It’s hard to resist a slice of chocolate cake, especially when it’s sitting in front of you. It looks delicious and you want it right now. That simple image of a cake within arm’s reach captures something powerful about consumer behavior. This idea of how subtle cues shape our decisions is at the heart of marketing professor Rafay Siddiqui’s latest research. But instead of dessert, he’s studying sustainability.
In a new paper, “Sustainability Cues Can Delay Consumption,” published in the Journal of Consumer Research, Siddiqui and his co-authors examine how sustainability cues like labels, messages or even articles that highlight environmental responsibility, influence the way consumers make trade-offs over time.
The project grew out of a simple question.
“What we wanted to look at was when consumers encounter sustainability related information in the environment, which may serve as a sustainability cue, what impact does that have on their decisions?” Siddiqui said.
Sustainability messaging can nudge people toward greener products, but Siddiqui wanted to know whether it affects “intertemporal choice,” which is the struggle between getting something smaller now or something better later.
He points to the example of paying extra for overnight shipping versus waiting a week for free delivery. Or buying the current smartphone model today versus waiting three months for an upgraded version at the same price.
In the research, Siddiqui and his colleagues found sustainability cues made people more willing to wait for the larger, later reward because sustainability makes people think about the future.
“When people think about sustainability, it leads to a shift in temporal focus. What does sustainability mean? It means we want to protect the environment for the future. We want to prevent deterioration of the environment, or we want to help future generations,” he said.

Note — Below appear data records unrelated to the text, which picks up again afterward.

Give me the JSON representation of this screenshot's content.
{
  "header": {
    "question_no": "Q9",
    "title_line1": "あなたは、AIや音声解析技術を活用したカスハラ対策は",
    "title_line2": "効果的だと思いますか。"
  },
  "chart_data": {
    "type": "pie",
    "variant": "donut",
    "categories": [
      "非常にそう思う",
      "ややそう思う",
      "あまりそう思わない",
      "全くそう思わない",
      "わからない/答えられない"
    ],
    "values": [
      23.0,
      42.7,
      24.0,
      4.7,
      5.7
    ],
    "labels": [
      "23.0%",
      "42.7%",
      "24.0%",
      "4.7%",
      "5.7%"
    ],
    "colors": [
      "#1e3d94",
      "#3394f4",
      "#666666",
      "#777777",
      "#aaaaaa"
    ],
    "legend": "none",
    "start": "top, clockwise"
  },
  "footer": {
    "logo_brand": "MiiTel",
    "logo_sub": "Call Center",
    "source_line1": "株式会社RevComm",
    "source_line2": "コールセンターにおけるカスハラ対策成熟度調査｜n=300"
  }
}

That future-focused mindset changes how time feels. Siddiqui said encountering that sustainability cue, at least momentarily, while making product decisions, can shift temporal focus relatively more toward the future. This has an effect on time perception, because the more we think toward the future, the more a given unit of time starts to feel shorter.
In other words, when temporal focus shifts towards the future, a seven-day wait doesn’t feel quite as long. Three months until the new phone launches seem more manageable. As the perceived wait time shrinks, patience grows.

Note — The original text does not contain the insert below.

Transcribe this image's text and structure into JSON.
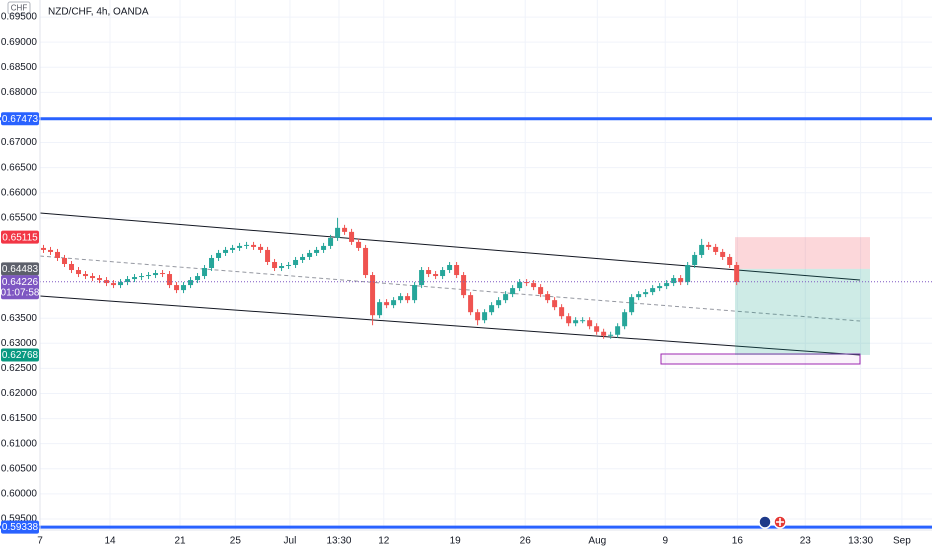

The effect does not appear among consumers who already hold strong environmental values. For such consumers, sustainability cues don’t meaningfully shift their time perspective because they’re already thinking that way.
For everyday consumers, Siddiqui says awareness is key. “Being aware about how encountering sustainability information might affect decisions may help consumers make more informed decisions,” he said.
In many cases, that extra patience is a good thing. Waiting for free shipping or a better product can benefit consumers financially. “In most cases, traditionally, patience has been treated as a virtue,” he said.
But for companies, the findings are more complex. A firm trying to clear out inventory might unintentionally encourage customers to wait for the next model by emphasizing sustainability. The solution for companies could be to frame sustainability as an urgent, present-day issue to keep consumers focused on the present rather than the distant future.
Much like the cake on the table, small cues in our environment quietly shape what we choose and how long we’re willing to wait for something better.